The Villages of Schuylerville and Victory are known for their rich and unique history. Dating back to prehistoric eras, Native Americans set up seasonal camps along the Hudson River and Fish Creek where they had access to abundant game and vegetation. During the French and Indian wars, early settlements were the sites of French raiding parties, and throughout the American Revolution, they played a pertinent role in the infamous Surrender at Saratoga, the turning point of the American Revolution. During the Industrial Revolution, the water power of Fish Creek and the Hudson River was harnessed, making both villages prominent and wealthy. The Champlain Canal also served an important role within the villages as mules and workers used it as they pulled heavy wooden barges filled with produce and other goods through the canal and its locks. Today, much of the Champlain Canal has been rerouted to the Hudson River, while a portion of the original Champlain Canal still exists and runs through the village.

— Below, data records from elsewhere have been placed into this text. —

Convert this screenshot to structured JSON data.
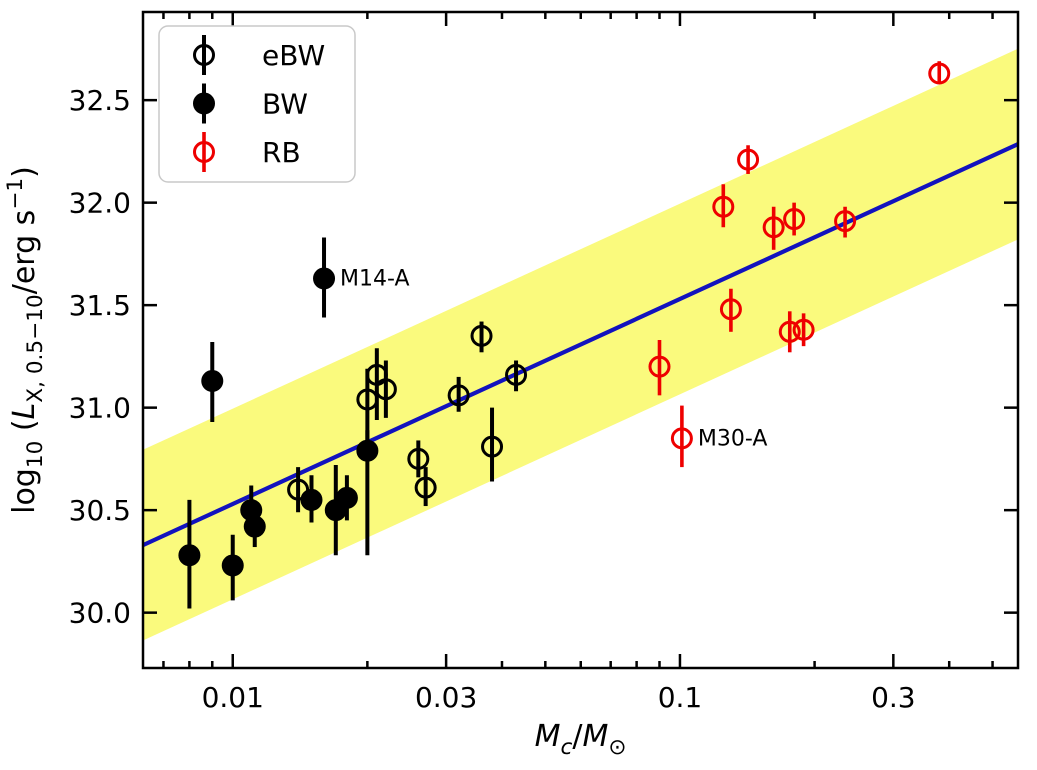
{
  "chart_data": {
    "type": "scatter",
    "title": "",
    "xlabel_plain": "M_c/M_sun",
    "ylabel_plain": "log10 (L_X,0.5-10 / erg s^-1)",
    "xlabel_parts": [
      {
        "t": "M",
        "italic": true
      },
      {
        "t": "c",
        "italic": true,
        "shift": "sub"
      },
      {
        "t": "/"
      },
      {
        "t": "M",
        "italic": true
      },
      {
        "t": "⊙",
        "shift": "sub"
      }
    ],
    "ylabel_parts": [
      {
        "t": "log"
      },
      {
        "t": "10",
        "shift": "sub"
      },
      {
        "t": " ("
      },
      {
        "t": "L",
        "italic": true
      },
      {
        "t": "X, 0.5−10",
        "shift": "sub"
      },
      {
        "t": "/erg s"
      },
      {
        "t": "−1",
        "shift": "sup"
      },
      {
        "t": ")"
      }
    ],
    "xscale": "log",
    "yscale": "linear",
    "xlim": [
      0.0063,
      0.57
    ],
    "ylim": [
      29.73,
      32.93
    ],
    "grid": false,
    "x_major_ticks": [
      0.01,
      0.03,
      0.1,
      0.3
    ],
    "x_major_tick_labels": [
      "0.01",
      "0.03",
      "0.1",
      "0.3"
    ],
    "x_minor_ticks": [
      0.007,
      0.008,
      0.009,
      0.02,
      0.04,
      0.05,
      0.06,
      0.07,
      0.08,
      0.09,
      0.2,
      0.4,
      0.5
    ],
    "y_ticks": [
      30.0,
      30.5,
      31.0,
      31.5,
      32.0,
      32.5
    ],
    "y_tick_labels": [
      "30.0",
      "30.5",
      "31.0",
      "31.5",
      "32.0",
      "32.5"
    ],
    "legend": {
      "position": "upper-left",
      "entries": [
        {
          "label": "eBW",
          "marker": "open-circle",
          "color": "#000000"
        },
        {
          "label": "BW",
          "marker": "filled-circle",
          "color": "#000000"
        },
        {
          "label": "RB",
          "marker": "open-circle",
          "color": "#ee0000"
        }
      ]
    },
    "series": [
      {
        "name": "eBW",
        "marker": "open-circle",
        "color": "#000000",
        "points": [
          {
            "m": 0.014,
            "l": 30.6,
            "lo": 30.49,
            "hi": 30.71
          },
          {
            "m": 0.02,
            "l": 31.04,
            "lo": 30.84,
            "hi": 31.19
          },
          {
            "m": 0.021,
            "l": 31.16,
            "lo": 30.94,
            "hi": 31.29
          },
          {
            "m": 0.022,
            "l": 31.09,
            "lo": 30.95,
            "hi": 31.23
          },
          {
            "m": 0.026,
            "l": 30.75,
            "lo": 30.66,
            "hi": 30.84
          },
          {
            "m": 0.027,
            "l": 30.61,
            "lo": 30.52,
            "hi": 30.71
          },
          {
            "m": 0.032,
            "l": 31.06,
            "lo": 30.98,
            "hi": 31.15
          },
          {
            "m": 0.036,
            "l": 31.35,
            "lo": 31.27,
            "hi": 31.42
          },
          {
            "m": 0.038,
            "l": 30.81,
            "lo": 30.64,
            "hi": 31.0
          },
          {
            "m": 0.043,
            "l": 31.16,
            "lo": 31.08,
            "hi": 31.23
          }
        ]
      },
      {
        "name": "BW",
        "marker": "filled-circle",
        "color": "#000000",
        "points": [
          {
            "m": 0.008,
            "l": 30.28,
            "lo": 30.02,
            "hi": 30.55
          },
          {
            "m": 0.009,
            "l": 31.13,
            "lo": 30.93,
            "hi": 31.32
          },
          {
            "m": 0.01,
            "l": 30.23,
            "lo": 30.06,
            "hi": 30.38
          },
          {
            "m": 0.011,
            "l": 30.5,
            "lo": 30.39,
            "hi": 30.62
          },
          {
            "m": 0.0112,
            "l": 30.42,
            "lo": 30.32,
            "hi": 30.49
          },
          {
            "m": 0.015,
            "l": 30.55,
            "lo": 30.44,
            "hi": 30.67
          },
          {
            "m": 0.016,
            "l": 31.63,
            "lo": 31.44,
            "hi": 31.83,
            "label": "M14-A"
          },
          {
            "m": 0.017,
            "l": 30.5,
            "lo": 30.28,
            "hi": 30.72
          },
          {
            "m": 0.018,
            "l": 30.56,
            "lo": 30.45,
            "hi": 30.67
          },
          {
            "m": 0.02,
            "l": 30.79,
            "lo": 30.28,
            "hi": 30.89
          }
        ]
      },
      {
        "name": "RB",
        "marker": "open-circle",
        "color": "#ee0000",
        "points": [
          {
            "m": 0.09,
            "l": 31.2,
            "lo": 31.06,
            "hi": 31.33
          },
          {
            "m": 0.101,
            "l": 30.85,
            "lo": 30.71,
            "hi": 31.01,
            "label": "M30-A"
          },
          {
            "m": 0.125,
            "l": 31.98,
            "lo": 31.88,
            "hi": 32.09
          },
          {
            "m": 0.13,
            "l": 31.48,
            "lo": 31.37,
            "hi": 31.58
          },
          {
            "m": 0.142,
            "l": 32.21,
            "lo": 32.14,
            "hi": 32.28
          },
          {
            "m": 0.162,
            "l": 31.88,
            "lo": 31.77,
            "hi": 31.98
          },
          {
            "m": 0.176,
            "l": 31.37,
            "lo": 31.27,
            "hi": 31.47
          },
          {
            "m": 0.18,
            "l": 31.92,
            "lo": 31.84,
            "hi": 32.0
          },
          {
            "m": 0.189,
            "l": 31.38,
            "lo": 31.3,
            "hi": 31.46
          },
          {
            "m": 0.234,
            "l": 31.91,
            "lo": 31.83,
            "hi": 31.98
          },
          {
            "m": 0.38,
            "l": 32.63,
            "lo": 32.59,
            "hi": 32.69
          }
        ]
      }
    ],
    "fit_line": {
      "type": "power-law",
      "slope_per_decade": 1.0,
      "anchor_m": 0.1,
      "anchor_l": 31.53,
      "color": "#1212be"
    },
    "band": {
      "halfwidth_dex": 0.465,
      "color": "#fafa7d"
    },
    "annotations": [
      {
        "text": "M14-A",
        "m": 0.016,
        "l": 31.63
      },
      {
        "text": "M30-A",
        "m": 0.101,
        "l": 30.85
      }
    ]
  }
}
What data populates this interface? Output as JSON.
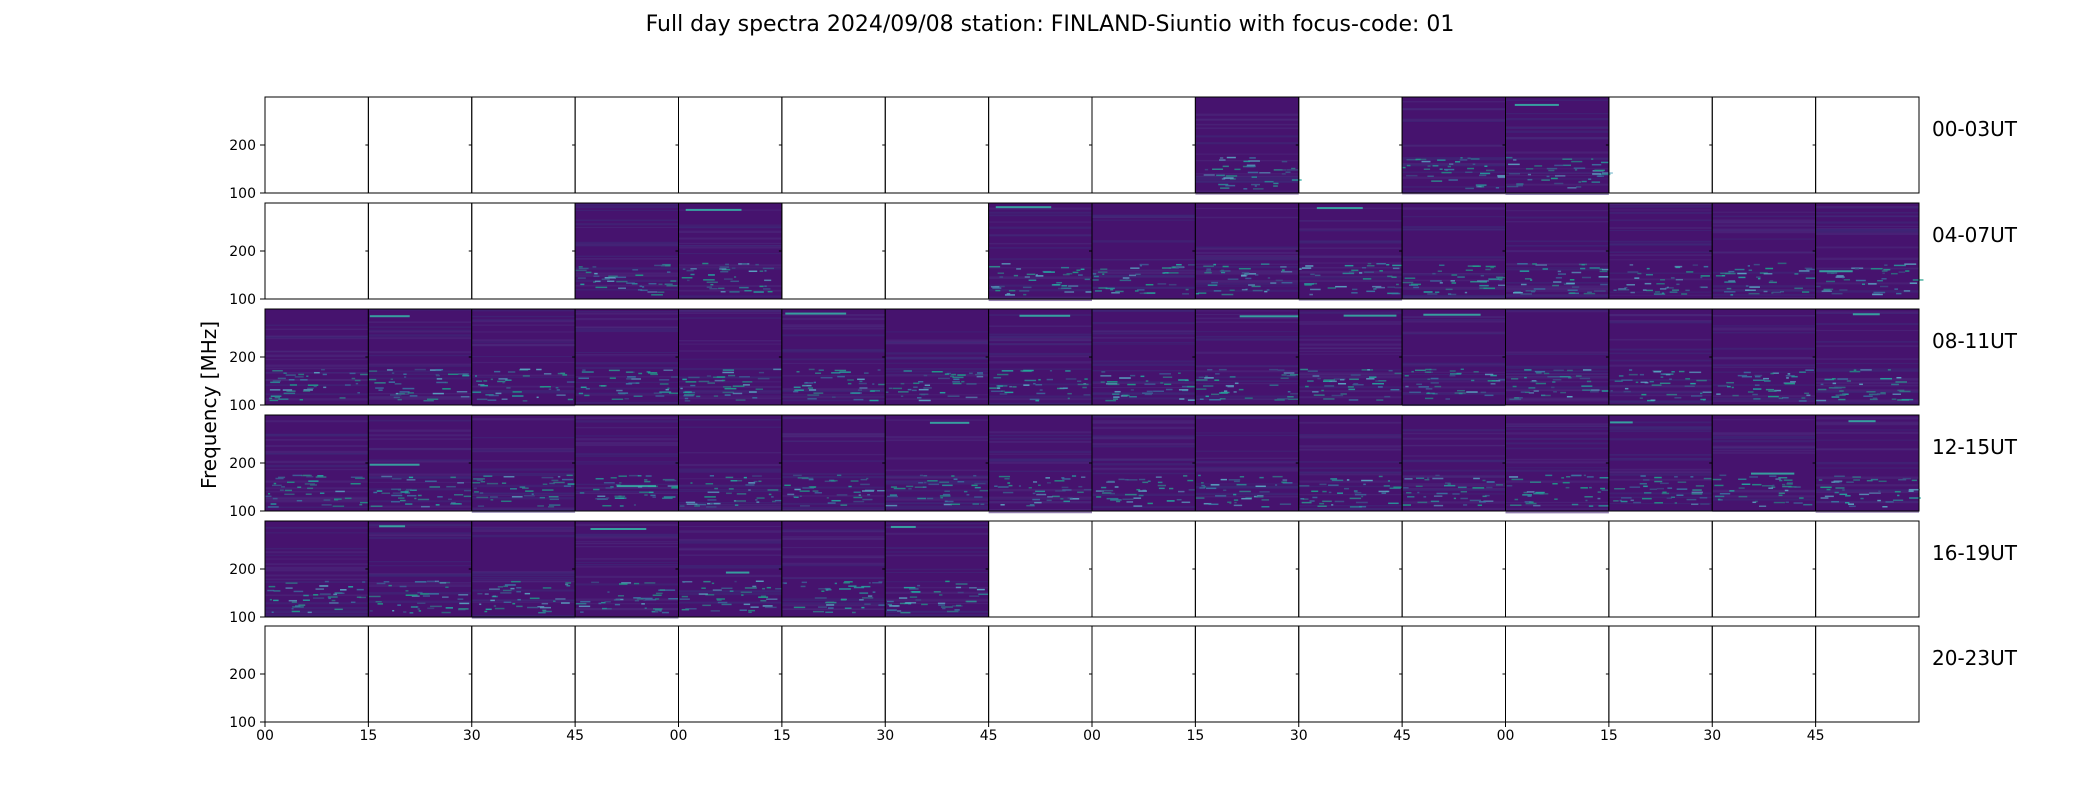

For over a mile a Towpath follows along the canal from General Schuyler’s home to Lock 5 of the current canal.
Independent Comprehensive Plans were completed for the first time in 2005 in the Village of Schuylerville, and in 2003 in the Village of Victory. Both of these Plans aim to revitalize their respective Village’s economy, improve public services and the quality of life for their residents, and capitalize on the historic and natural resources while attracting new businesses that compliment the region.
Reconstruction of Route 4, 32 and 29 through the Villages of Schuylerville and Victory is expected to commence by the New York State Department of Transportation in 2017. Great things are happening in Victory. Construction of the trails and interpretive signage elements of the Victory Woods interpretive area are nearing completion. Also, the old mill known as Victory Mills is being rehabilitated into 200 loft apartments.